Nearly 12 months have passed since the initial recommendation of COVID-19 vaccination for those 16 years and older. And since that day, many of us have been asking, “When will we be able to expand this protection to our younger children?”
Yesterday, CDC’s Advisory Committee on Immunization Practices met to review the latest data from Pfizer on the safety and efficacy of COVID-19 vaccination in children 5 to 11. The committee also discussed in detail the clinical need for vaccination in these younger children.
Throughout the day, I listened intently to the committee’s open, transparent, and robust discussion. Following their unanimous vote, I endorsed their strong recommendation that children 5 to 11 years old should be vaccinated with the Pfizer pediatric COVID-19 vaccine.
With this vote, we are now expanding vaccine recommendations to more than 28 million children in the United States. Distribution of pediatric vaccinations across the country started this week, with plans to scale up to full capacity starting the week of November 8th.
I want to speak directly to parents about this recommendation. We have followed the scientific process. We have done our due diligence. Please know we have thoroughly reviewed all of the available safety, immunogenicity, and efficacy data before recommending this vaccine for your child.
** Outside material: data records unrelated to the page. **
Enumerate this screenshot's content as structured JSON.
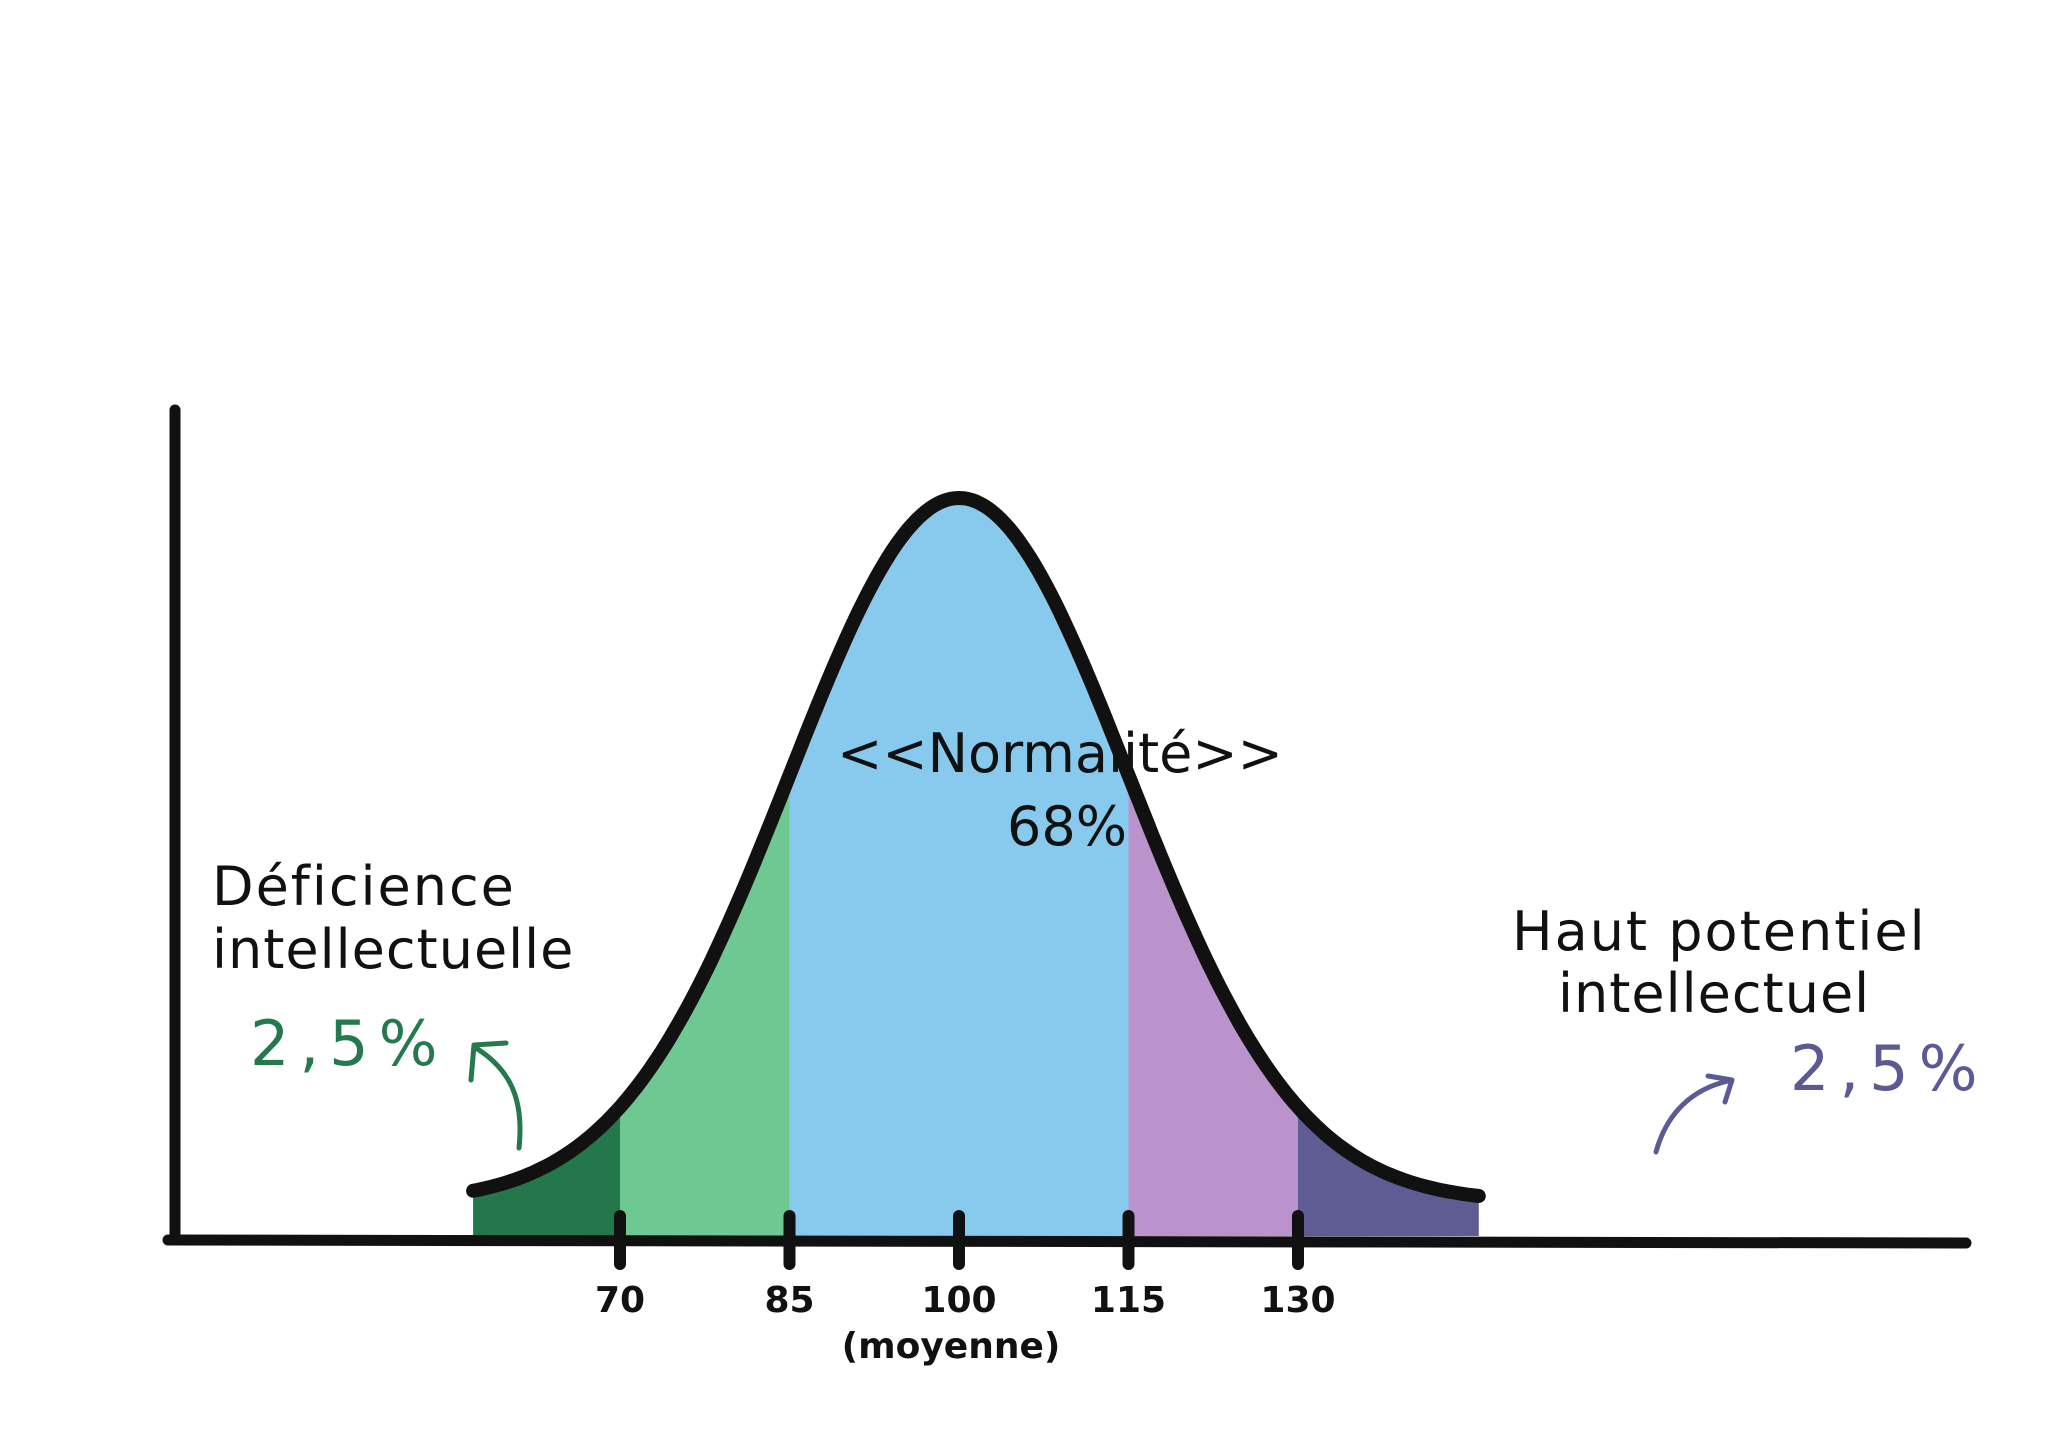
{
  "chart_data": {
    "type": "area",
    "distribution": "normal",
    "mean": 100,
    "sd": 15,
    "x_range": [
      57,
      146
    ],
    "xticks": [
      {
        "value": 70,
        "label": "70"
      },
      {
        "value": 85,
        "label": "85"
      },
      {
        "value": 100,
        "label": "100",
        "sublabel": "(moyenne)"
      },
      {
        "value": 115,
        "label": "115"
      },
      {
        "value": 130,
        "label": "130"
      }
    ],
    "regions": [
      {
        "from": 57,
        "to": 70,
        "color": "#24774a"
      },
      {
        "from": 70,
        "to": 85,
        "color": "#6dc891"
      },
      {
        "from": 85,
        "to": 115,
        "color": "#88caed"
      },
      {
        "from": 115,
        "to": 130,
        "color": "#bb93cc"
      },
      {
        "from": 130,
        "to": 146,
        "color": "#5f5b93"
      }
    ],
    "annotations": {
      "center": {
        "title": "<<Normalité>>",
        "value": "68%"
      },
      "left": {
        "line1": "Déficience",
        "line2": "intellectuelle",
        "value": "2,5%",
        "color": "#247a4d"
      },
      "right": {
        "line1": "Haut potentiel",
        "line2": "intellectuel",
        "value": "2,5%",
        "color": "#5b5a95"
      }
    }
  }
}
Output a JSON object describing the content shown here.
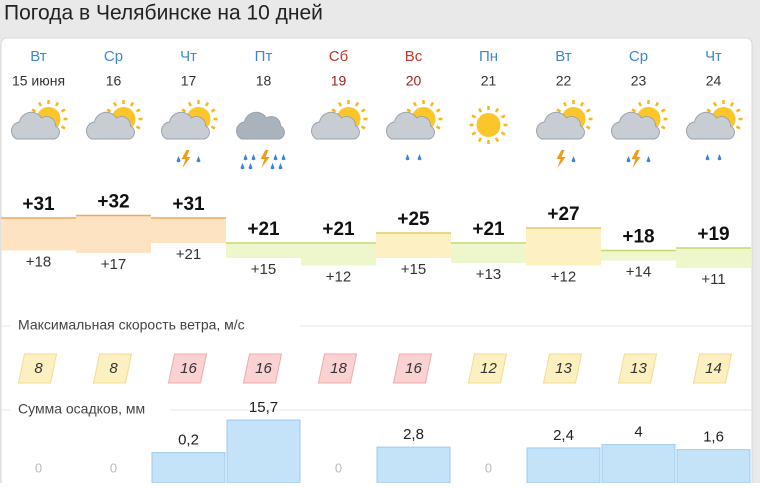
{
  "header": {
    "title": "Погода в Челябинске на 10 дней"
  },
  "wind_title": "Максимальная скорость ветра, м/с",
  "precip_title": "Сумма осадков, мм",
  "days": [
    {
      "weekday": "Вт",
      "date": "15 июня",
      "max": {
        "value": 31,
        "label": "+31"
      },
      "min": {
        "value": 18,
        "label": "+18"
      },
      "wind": 8,
      "precip": 0
    },
    {
      "weekday": "Ср",
      "date": "16",
      "max": {
        "value": 32,
        "label": "+32"
      },
      "min": {
        "value": 17,
        "label": "+17"
      },
      "wind": 8,
      "precip": 0
    },
    {
      "weekday": "Чт",
      "date": "17",
      "max": {
        "value": 31,
        "label": "+31"
      },
      "min": {
        "value": 21,
        "label": "+21"
      },
      "wind": 16,
      "precip": {
        "value": 0.2,
        "label": "0,2"
      }
    },
    {
      "weekday": "Пт",
      "date": "18",
      "max": {
        "value": 21,
        "label": "+21"
      },
      "min": {
        "value": 15,
        "label": "+15"
      },
      "wind": 16,
      "precip": {
        "value": 15.7,
        "label": "15,7"
      }
    },
    {
      "weekday": "Сб",
      "date": "19",
      "max": {
        "value": 21,
        "label": "+21"
      },
      "min": {
        "value": 12,
        "label": "+12"
      },
      "wind": 18,
      "precip": 0
    },
    {
      "weekday": "Вс",
      "date": "20",
      "max": {
        "value": 25,
        "label": "+25"
      },
      "min": {
        "value": 15,
        "label": "+15"
      },
      "wind": 16,
      "precip": {
        "value": 2.8,
        "label": "2,8"
      }
    },
    {
      "weekday": "Пн",
      "date": "21",
      "max": {
        "value": 21,
        "label": "+21"
      },
      "min": {
        "value": 13,
        "label": "+13"
      },
      "wind": 12,
      "precip": 0
    },
    {
      "weekday": "Вт",
      "date": "22",
      "max": {
        "value": 27,
        "label": "+27"
      },
      "min": {
        "value": 12,
        "label": "+12"
      },
      "wind": 13,
      "precip": {
        "value": 2.4,
        "label": "2,4"
      }
    },
    {
      "weekday": "Ср",
      "date": "23",
      "max": {
        "value": 18,
        "label": "+18"
      },
      "min": {
        "value": 14,
        "label": "+14"
      },
      "wind": 13,
      "precip": 4
    },
    {
      "weekday": "Чт",
      "date": "24",
      "max": {
        "value": 19,
        "label": "+19"
      },
      "min": {
        "value": 11,
        "label": "+11"
      },
      "wind": 14,
      "precip": {
        "value": 1.6,
        "label": "1,6"
      }
    }
  ]
}
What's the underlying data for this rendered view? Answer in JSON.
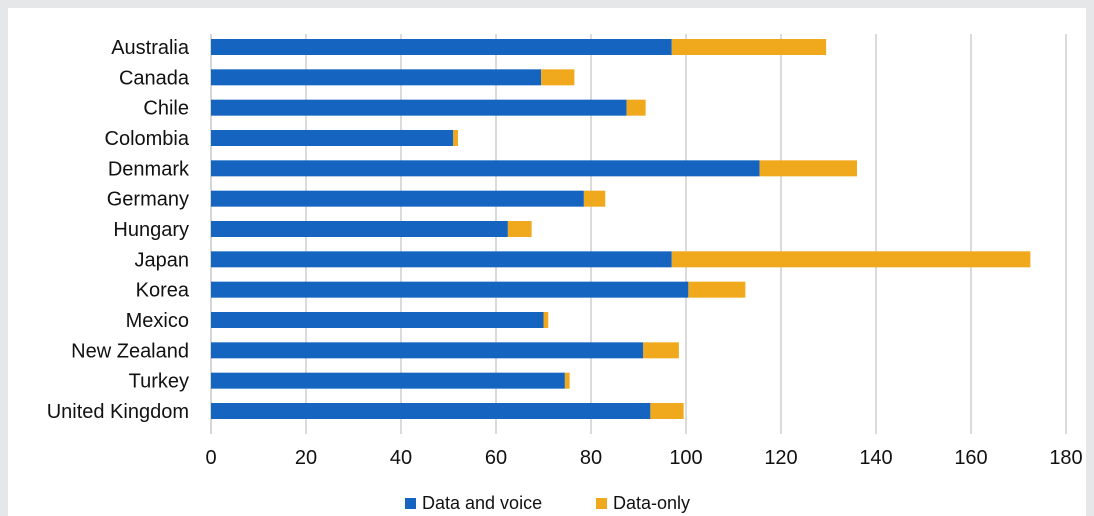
{
  "chart_data": {
    "type": "bar",
    "orientation": "horizontal",
    "stacked": true,
    "categories": [
      "Australia",
      "Canada",
      "Chile",
      "Colombia",
      "Denmark",
      "Germany",
      "Hungary",
      "Japan",
      "Korea",
      "Mexico",
      "New Zealand",
      "Turkey",
      "United Kingdom"
    ],
    "series": [
      {
        "name": "Data and voice",
        "color": "#1565c0",
        "values": [
          97,
          69.5,
          87.5,
          51,
          115.5,
          78.5,
          62.5,
          97,
          100.5,
          70,
          91,
          74.5,
          92.5
        ]
      },
      {
        "name": "Data-only",
        "color": "#f0a81c",
        "values": [
          32.5,
          7,
          4,
          1,
          20.5,
          4.5,
          5,
          75.5,
          12,
          1,
          7.5,
          1,
          7
        ]
      }
    ],
    "xlim": [
      0,
      180
    ],
    "x_ticks": [
      "0",
      "20",
      "40",
      "60",
      "80",
      "100",
      "120",
      "140",
      "160",
      "180"
    ],
    "grid": "vertical",
    "legend_position": "bottom"
  }
}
In clinical trials, vaccination was found to be nearly 91 percent effective in preventing COVID-19 among children ages 5 to 11. In clinical trials, vaccine side effects were mild, self-limiting, and similar to those seen in adults and with other vaccines recommended for children. The most common side effect was a sore arm.
The safety of our children is the most imp- — of utmost importance to me, and I believe these vaccines will help us to better protect our children from COVID-19.
Throughout this pandemic, we have learned a tremendous amount about both COVID-19 disease and the way it affects our children, with nearly 2 million reported cases of COVID-19 in children in 5 to 11 since the start of the pandemic. These cases have ranged from mild to severe, with some cases resulting in hospitalizations; deaths; multi-inflammatory [sic] — multisystem inflammatory syndrome, or MIS-C; and other long-term complications.
The spread of the Delta variant resulted in a surge of COVID-19 cases in children throughout the summer. During a six-week period in late June to mid-August, COVID-19 hospitalizations among children and adolescents increased fivefold.
The risk to children of severe COVID remains too high and too devastating. And vaccination, along with other important preventive measures, can protect our children.
While children are at lower risk of becoming severely ill with COVID-19 compared to adults, we know that beyond the clinical impact of COVID, there have been detrimental social and mental health impacts from this pandemic.
For almost two years, schools and many milestone celebrations have been fundamentally changed.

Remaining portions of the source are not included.